JEAN-CHRISTOPHE LAGARDE - Le patron de l'UDI, Jean-Christophe Lagarde, a été hospitalisé en urgence jeudi 18 mai au matin après un malaise supposé cardiaque. Il est encore en train de faire des examens.

[Mis à jour le 18 mai 2017 à 15h21] Selon une information du journal Le Parisien, le président de l'UDI depuis 2014 Jean-Christophe Lagarde, 49 ans, a été transporté par le Samu en urgence à l'hôpital Lariboisière dans le nord de Paris sous escorte moto, ce jeudi 18 mai au matin, suite à un malaise que les médecins ont d'abord cru cardiaque. Sa collaboratrice Aurélie Hertz explique que "vers 9h30, le maire de Drancy se trouvait dans sa voiture, quand il a senti que sa tête tournait. "C'est Jean-Christophe Lagarde lui-même qui a appelé les secours car il ne se sentait pas bien", relate-t-elle. 

Plus de peur que de mal pour le moment, selon les dernières informations de Francetvinfo. "Il est conscient et debout, je viens de l'avoir au téléphone", a assuré son directeur de cabinet en fin de matinée. Son pronostic vital ne serait plus engagé, même si il reste hospitalisé afin de faire des examens complémentaires. "Jean-Christophe peut terminer une réunion à une heure du matin, rentrer se coucher chez lui à Drancy pour se réveiller à la première pour participer à une matinale. Et après les quatre derniers mois assez frénétiques que nous venons de vivre, ce n'est pas étonnant que le corps ait accusé le coup", explique un autre des proches.

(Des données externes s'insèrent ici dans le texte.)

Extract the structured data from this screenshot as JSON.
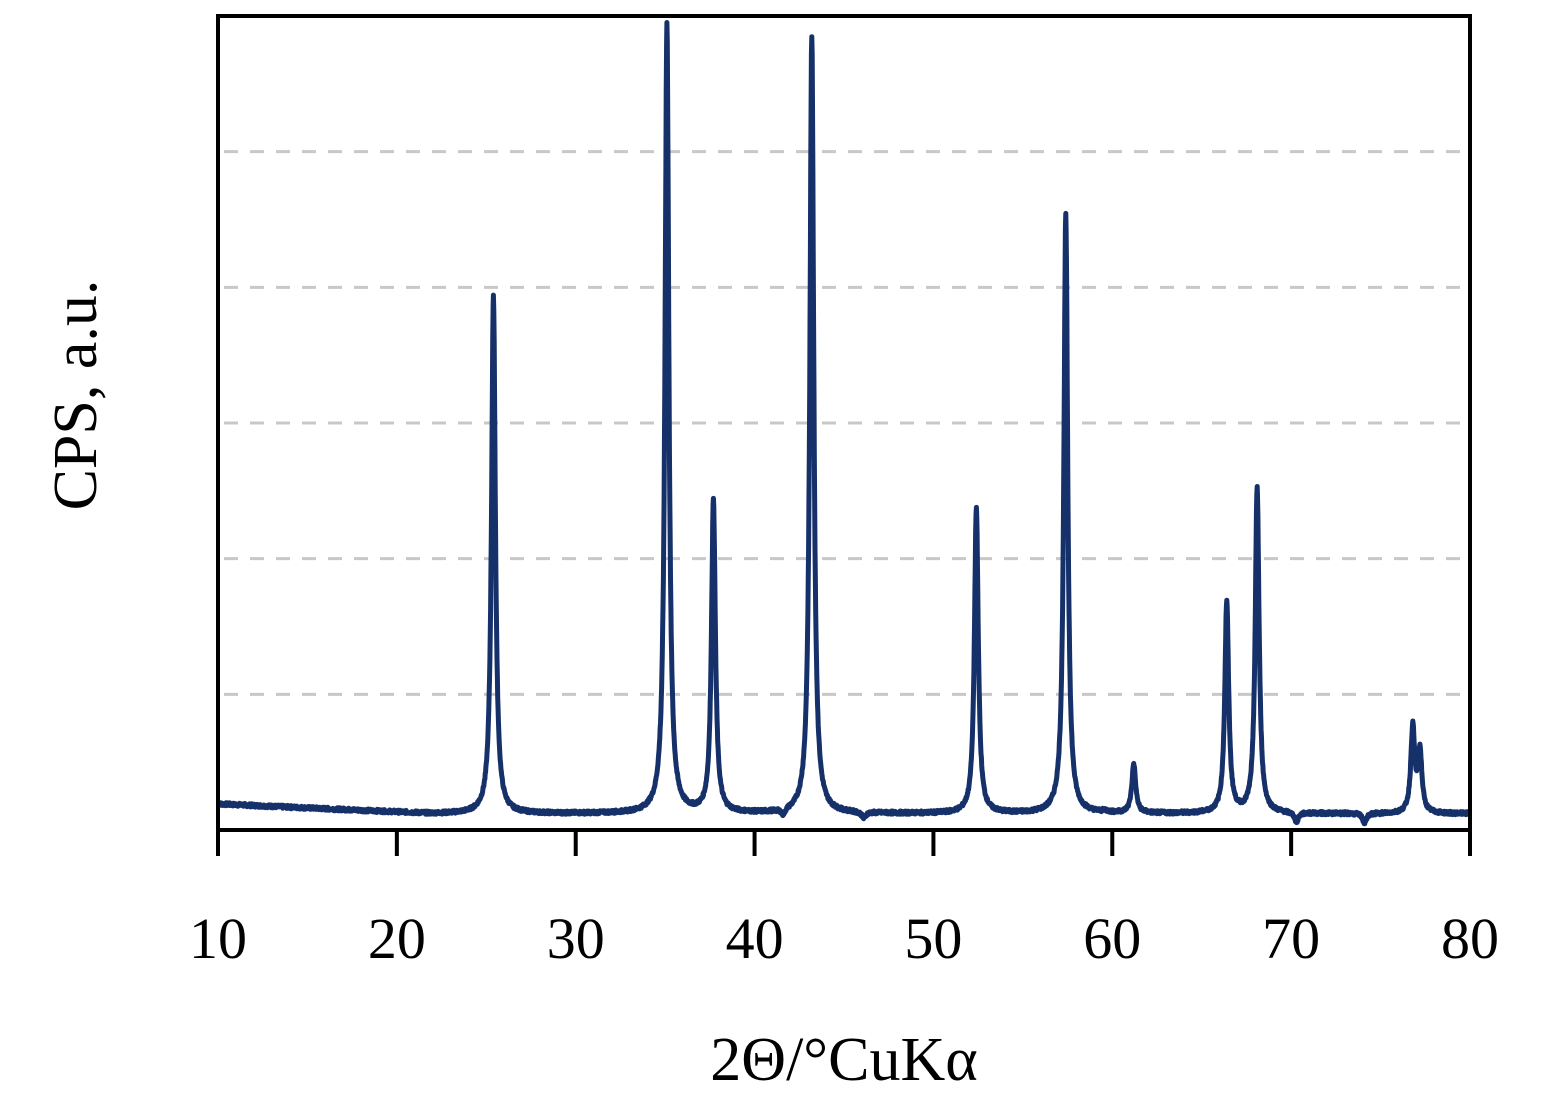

Jean-Christophe Lagarde, député de Seine-Saint-Denis depuis 2002, est candidat (LR-UDI) à sa succession aux législatives de juin prochain. Figure de l'opposition, Jean-Christophe Lagarde s'était récemment exprimé sur la nomination du républicain Édouard Philippe comme Premier ministre du gouvernement Macron. Le patron de l'UDI avait estimé que la nomination du juppéiste Édouard Philippe comme Premier ministre était une "curiosité" et avait incité les Français à voter en faveur des candidats LR/UDI pour se "faire entendre" du Président Emmanuel Macron. "C'est la première fois qu'un chef de gouvernement accepte de devenir le chef d'une bataille législative avec des centaines de candidats qu'il n'a pas choisis et d'être responsable d'un projet politique qu'il n'a jamais défendu", avait-il critiqué. Le député-maire de Drancy (Seine-Saint-Denis) avait aussi fait parler de lui dernièrement lorsqu'il avait fait part de son intention de laisser son siège de maire à son épouse, en cas de victoire.